After failing to win the Presidential Election in 1824, he was elected in a landslide in 1828. Jackson saw this as a mandate to cleanse Washington of corruption. The way he looked at it was that power in Washington rested in the hands of fewer and fewer men. A government run by insiders served the privileged few and ignored everyone else. Men schemed for offices and officials lined their pockets at the public’s expense. He felt that the government had abandoned the principles of the Revolution and feared rise of an aristocratic class that served its own needs over the needs of the people. He believed that a permanent set of employees too often became entrenched and no longer responded to the needs of the people. He believed that any man with suitable skills should have a chance at such an office.
In another example, the Second Bank of the United States had been run by a board of directors with ties to industry and manufacturing, and therefore was biased toward the urban and industrial northern states. Jackson objected to the bank’s unusual political and economic power and to the lack of congressional oversight over its business dealings. To Jackson, the bank symbolized how a privileged class of businessmen oppressed the will of the common people of America. The battle to eliminate the Second Bank of the United States went on for the next three years. Finally Jackson felt he had received a mandate from the public to close the bank once and for all, despite Congress’ objections. On September 10, 1833, Jackson removed all federal funds from the Second Bank of the U.S., redistributing them to various state banks. In addition, he announced that deposits to the bank would not be accepted after October 1. Finally, Jackson had succeeded in destroying the bank; its charter officially expiring in 1836.
He greatly reduced patronage in federal agencies, He was a supporter of the common man, his approach upset the status quo, brought common voices into Washington, and outraged the elite establishment.
Jackson’s heritage is like a double-edged sword – he was a slave owner and supported slavery and was instrumental in the removal of Indian tribes from the East in the “Trail of Tears.” On the other hand, he maintained the union by fighting an early attempt by South Carolina to secede from the Union. He destroyed the hold “elites” had on the power in Washington. He balanced the U.S. budget and eliminated the national debt.
The Hermitage was the home to Jackson and his wife, Rachel. It began with a small two-story log cabin and evolved into the building it is today.
Jackson was not adverse to hard work and living within his means. He was a very hands-on manager of the Hermitage.
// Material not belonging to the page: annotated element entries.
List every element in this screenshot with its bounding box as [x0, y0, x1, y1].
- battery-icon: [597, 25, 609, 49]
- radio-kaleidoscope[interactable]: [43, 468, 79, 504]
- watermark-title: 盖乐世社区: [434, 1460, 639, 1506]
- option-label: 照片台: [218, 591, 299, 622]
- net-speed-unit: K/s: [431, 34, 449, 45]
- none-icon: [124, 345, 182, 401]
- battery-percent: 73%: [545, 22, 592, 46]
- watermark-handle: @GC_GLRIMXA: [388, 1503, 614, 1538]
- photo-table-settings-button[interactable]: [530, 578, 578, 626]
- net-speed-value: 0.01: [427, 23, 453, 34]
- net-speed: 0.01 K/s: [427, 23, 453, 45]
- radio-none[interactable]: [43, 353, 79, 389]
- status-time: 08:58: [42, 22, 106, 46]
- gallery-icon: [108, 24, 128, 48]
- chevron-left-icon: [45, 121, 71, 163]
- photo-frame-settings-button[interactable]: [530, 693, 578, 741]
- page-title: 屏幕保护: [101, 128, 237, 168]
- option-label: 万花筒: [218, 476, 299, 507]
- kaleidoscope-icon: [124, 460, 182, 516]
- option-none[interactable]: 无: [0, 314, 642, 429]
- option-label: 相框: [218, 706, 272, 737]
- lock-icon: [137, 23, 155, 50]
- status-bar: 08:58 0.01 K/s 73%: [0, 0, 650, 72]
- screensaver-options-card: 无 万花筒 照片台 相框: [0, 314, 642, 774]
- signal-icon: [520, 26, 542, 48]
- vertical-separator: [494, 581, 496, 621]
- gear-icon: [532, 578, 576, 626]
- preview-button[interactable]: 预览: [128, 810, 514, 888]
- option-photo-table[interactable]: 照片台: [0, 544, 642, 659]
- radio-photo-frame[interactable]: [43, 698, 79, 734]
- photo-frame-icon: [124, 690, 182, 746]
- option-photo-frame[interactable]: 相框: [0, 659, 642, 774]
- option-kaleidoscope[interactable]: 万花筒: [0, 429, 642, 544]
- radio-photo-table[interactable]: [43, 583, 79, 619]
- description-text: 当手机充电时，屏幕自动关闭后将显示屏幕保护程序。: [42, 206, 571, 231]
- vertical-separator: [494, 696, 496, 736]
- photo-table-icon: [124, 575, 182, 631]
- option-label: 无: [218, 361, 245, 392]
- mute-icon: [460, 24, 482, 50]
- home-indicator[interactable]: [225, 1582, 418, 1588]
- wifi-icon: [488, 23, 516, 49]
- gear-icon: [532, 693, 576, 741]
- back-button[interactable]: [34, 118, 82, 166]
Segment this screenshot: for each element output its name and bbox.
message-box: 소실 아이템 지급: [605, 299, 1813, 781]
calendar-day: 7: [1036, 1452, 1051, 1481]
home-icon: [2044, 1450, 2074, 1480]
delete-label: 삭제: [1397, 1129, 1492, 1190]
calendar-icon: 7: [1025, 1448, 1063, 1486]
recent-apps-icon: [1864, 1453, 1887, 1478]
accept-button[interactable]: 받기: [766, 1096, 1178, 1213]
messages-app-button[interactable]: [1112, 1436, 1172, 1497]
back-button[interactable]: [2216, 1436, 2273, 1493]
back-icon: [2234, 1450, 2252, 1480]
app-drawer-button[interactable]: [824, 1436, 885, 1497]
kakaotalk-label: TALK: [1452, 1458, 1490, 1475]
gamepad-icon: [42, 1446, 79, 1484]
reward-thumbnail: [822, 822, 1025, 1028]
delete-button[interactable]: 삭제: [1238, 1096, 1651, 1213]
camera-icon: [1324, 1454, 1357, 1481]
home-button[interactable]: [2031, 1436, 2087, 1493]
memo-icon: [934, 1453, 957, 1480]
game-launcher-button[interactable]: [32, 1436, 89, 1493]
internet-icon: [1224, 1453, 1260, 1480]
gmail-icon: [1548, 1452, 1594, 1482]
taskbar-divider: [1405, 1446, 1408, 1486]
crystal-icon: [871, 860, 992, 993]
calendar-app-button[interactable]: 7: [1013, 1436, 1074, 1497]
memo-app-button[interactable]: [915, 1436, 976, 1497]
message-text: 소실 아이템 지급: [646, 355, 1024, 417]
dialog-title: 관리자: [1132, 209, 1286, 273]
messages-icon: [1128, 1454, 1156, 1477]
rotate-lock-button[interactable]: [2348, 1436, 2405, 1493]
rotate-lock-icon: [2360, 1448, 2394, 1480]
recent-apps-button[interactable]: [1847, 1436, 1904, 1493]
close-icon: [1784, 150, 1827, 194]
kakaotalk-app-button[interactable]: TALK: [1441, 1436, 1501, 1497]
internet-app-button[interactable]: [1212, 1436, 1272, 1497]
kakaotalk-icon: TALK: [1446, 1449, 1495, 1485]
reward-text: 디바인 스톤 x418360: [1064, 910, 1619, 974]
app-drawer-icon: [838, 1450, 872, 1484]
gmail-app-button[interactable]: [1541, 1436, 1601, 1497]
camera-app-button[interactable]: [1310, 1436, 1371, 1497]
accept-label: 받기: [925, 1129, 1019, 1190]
Unfortunately, after his death, his son inherited the estate but was not a good manager and it was lost in bankruptcy. The Hermitage had lapsed into decay when a group of ladies in Nashville, Ladies’ Hermitage Association, took action to purchase the estate, restore it, and eventually turn it over to the State of Tennessee.
Today, the Hermitage is an excellent example of period architecture with much of the wall paper and furnishings being original. There are guided tours of the mansion and self-guided tours of the grounds. Volunteer docents in period attire are available in the mansion and on the grounds to add to the learning as you tour the estate.